Wakapolresta Pati, AKBP Petrus Parningotan Silalahi, menyampaikan terima kasih atas informasi yang disampaikan masyarakat terkait kejadian tersebut. Petrus juga menyampaikan permintaan maaf dari pihak kepolisian atas kejadian itu.
“Polresta Pati telah mengamankan oknum personel inisial Brigpol TGP. Saat ini yang bersangkutan telah kami tahan dalam tempat khusus, selanjutnya akan kami proses sesuai peraturan disiplin atau kode etik profesi Polri,” tandas Petrus.

Sementara itu, Dinas Kesehatan Kabupaten Pati mencatat sebanyak 64 korban luka dalam demo di depan Kantor Bupati Pati Sudewo pada Rabu (13/8/2025).
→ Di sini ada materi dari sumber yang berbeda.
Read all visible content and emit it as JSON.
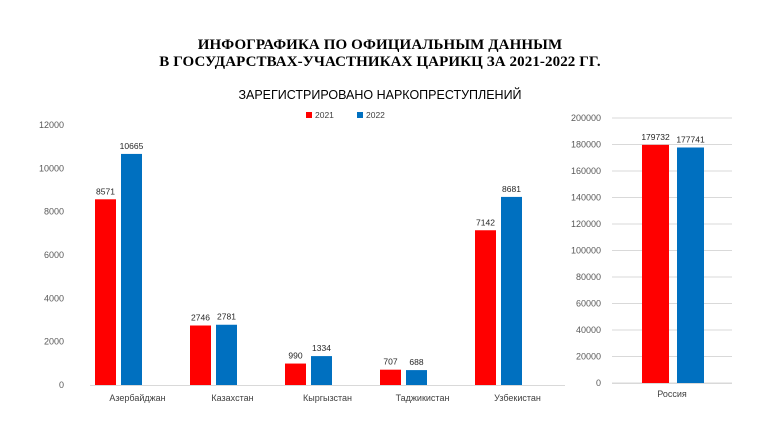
{
  "title_line1": "ИНФОГРАФИКА ПО ОФИЦИАЛЬНЫМ ДАННЫМ",
  "title_line2": "В ГОСУДАРСТВАХ-УЧАСТНИКАХ  ЦАРИКЦ ЗА 2021-2022 ГГ.",
  "subtitle": "ЗАРЕГИСТРИРОВАНО НАРКОПРЕСТУПЛЕНИЙ",
  "colors": {
    "2021": "#ff0000",
    "2022": "#0070c0",
    "grid": "#d9d9d9"
  },
  "chart_data": [
    {
      "type": "bar",
      "categories": [
        "Азербайджан",
        "Казахстан",
        "Кыргызстан",
        "Таджикистан",
        "Узбекистан"
      ],
      "series": [
        {
          "name": "2021",
          "values": [
            8571,
            2746,
            990,
            707,
            7142
          ]
        },
        {
          "name": "2022",
          "values": [
            10665,
            2781,
            1334,
            688,
            8681
          ]
        }
      ],
      "yticks": [
        "0",
        "2000",
        "4000",
        "6000",
        "8000",
        "10000",
        "12000"
      ],
      "ylim": [
        0,
        12000
      ],
      "legend": "top-center",
      "grid": false
    },
    {
      "type": "bar",
      "categories": [
        "Россия"
      ],
      "series": [
        {
          "name": "2021",
          "values": [
            179732
          ]
        },
        {
          "name": "2022",
          "values": [
            177741
          ]
        }
      ],
      "yticks": [
        "0",
        "20000",
        "40000",
        "60000",
        "80000",
        "100000",
        "120000",
        "140000",
        "160000",
        "180000",
        "200000"
      ],
      "ylim": [
        0,
        200000
      ],
      "grid": true
    }
  ]
}
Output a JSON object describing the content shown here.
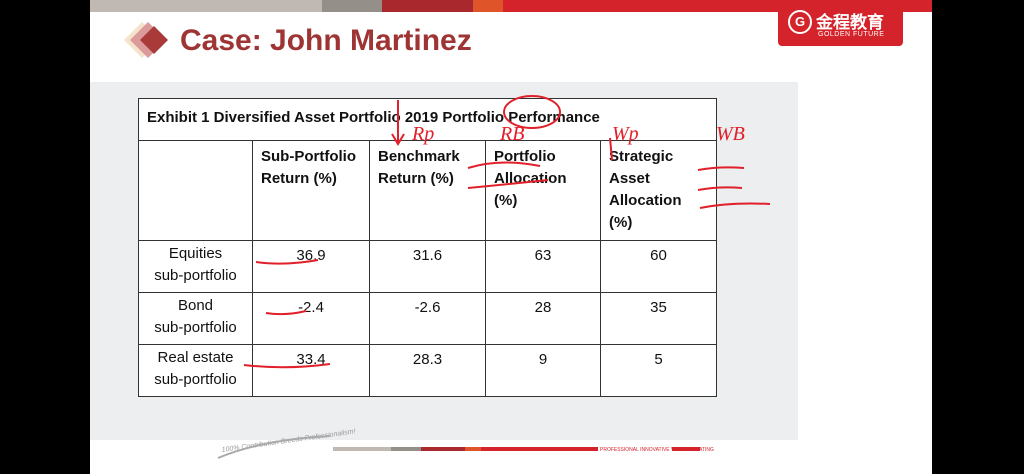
{
  "slide": {
    "title": "Case: John Martinez",
    "slogan": "100% Contribution Breeds Professionalism!",
    "footer_tagline": "PROFESSIONAL INNOVATIVE VALUE CREATING"
  },
  "logo": {
    "cn": "金程教育",
    "en": "GOLDEN FUTURE",
    "mark": "G"
  },
  "table": {
    "title": "Exhibit 1 Diversified Asset Portfolio 2019 Portfolio Performance",
    "headers": [
      "Sub-Portfolio Return (%)",
      "Benchmark Return (%)",
      "Portfolio Allocation (%)",
      "Strategic Asset Allocation (%)"
    ],
    "rows": [
      {
        "label1": "Equities",
        "label2": "sub-portfolio",
        "values": [
          "36.9",
          "31.6",
          "63",
          "60"
        ]
      },
      {
        "label1": "Bond",
        "label2": "sub-portfolio",
        "values": [
          "-2.4",
          "-2.6",
          "28",
          "35"
        ]
      },
      {
        "label1": "Real estate",
        "label2": "sub-portfolio",
        "values": [
          "33.4",
          "28.3",
          "9",
          "5"
        ]
      }
    ]
  },
  "annotations": [
    "Rp",
    "RB",
    "Wp",
    "WB"
  ],
  "colors": {
    "accent": "#9e3434",
    "brand": "#d4232a"
  }
}
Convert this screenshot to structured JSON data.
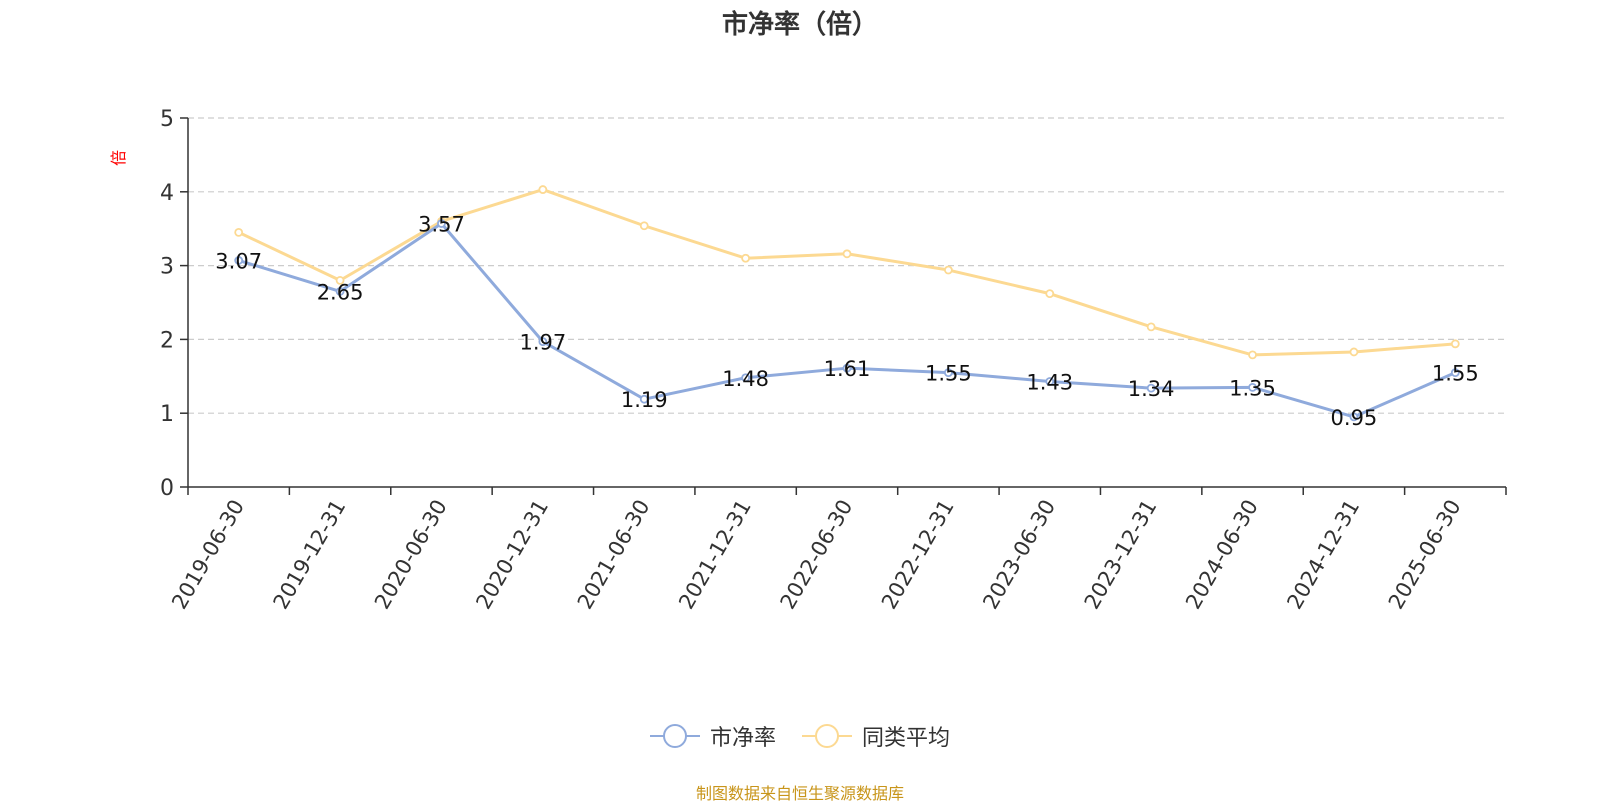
{
  "chart_data": {
    "type": "line",
    "title": "市净率（倍）",
    "ylabel": "倍",
    "xlabel": "",
    "ylim": [
      0,
      5
    ],
    "yticks": [
      0,
      1,
      2,
      3,
      4,
      5
    ],
    "grid": true,
    "legend_position": "bottom-center",
    "categories": [
      "2019-06-30",
      "2019-12-31",
      "2020-06-30",
      "2020-12-31",
      "2021-06-30",
      "2021-12-31",
      "2022-06-30",
      "2022-12-31",
      "2023-06-30",
      "2023-12-31",
      "2024-06-30",
      "2024-12-31",
      "2025-06-30"
    ],
    "series": [
      {
        "name": "市净率",
        "color": "#8faadc",
        "values": [
          3.07,
          2.65,
          3.57,
          1.97,
          1.19,
          1.48,
          1.61,
          1.55,
          1.43,
          1.34,
          1.35,
          0.95,
          1.55
        ],
        "labels": [
          "3.07",
          "2.65",
          "3.57",
          "1.97",
          "1.19",
          "1.48",
          "1.61",
          "1.55",
          "1.43",
          "1.34",
          "1.35",
          "0.95",
          "1.55"
        ]
      },
      {
        "name": "同类平均",
        "color": "#fcd992",
        "values": [
          3.45,
          2.8,
          3.6,
          4.03,
          3.54,
          3.1,
          3.16,
          2.94,
          2.62,
          2.17,
          1.79,
          1.83,
          1.94
        ]
      }
    ]
  },
  "source_text": "制图数据来自恒生聚源数据库",
  "colors": {
    "axis": "#333333",
    "grid": "#cccccc",
    "ylabel": "#ff0000",
    "source": "#c8951a"
  }
}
Hingga saat ini, belum ada korban yang dinyatakan meninggal.
Pelaksana tugas Kepala Dinas Kesehatan Kabupaten Pati, Lucky Pratugas Nasrimo, menjelaskan rincian penerimaan pasien dan perawatan bagi korban luka. “Dari 64 korban luka tersebut, ada yang dirawat di RSUD RAA Soewondo, Klinik Marga Husada, Klinik Pratama PMI, RS Keluarga Sehat, dan perawatan di tempat,” ujar Lucky pada Kamis (14/8/2025).
Rincian tempat perawatan adalah sebagai berikut: 40 orang dirawat di RSUD RAA Soewondo, empat orang di Klinik Marga Husada, satu orang di Klinik Pratama PMI, tujuh orang di RS Keluarga Sehat, dan 12 orang menjalani perawatan di lokasi saat kejadian.
Polresta Pati menyatakan bahwa penanganan terhadap insiden ini akan mengikuti mekanisme disiplin atau kode etik profesi kepolisian, dengan harapan proses hukum internal berjalan transparan dan akuntabel.
Pihak kepolisian juga mengimbau kepada masyarakat untuk tetap tenang dan menyerahkan semua proses hukum kepada aparat yang berwenang.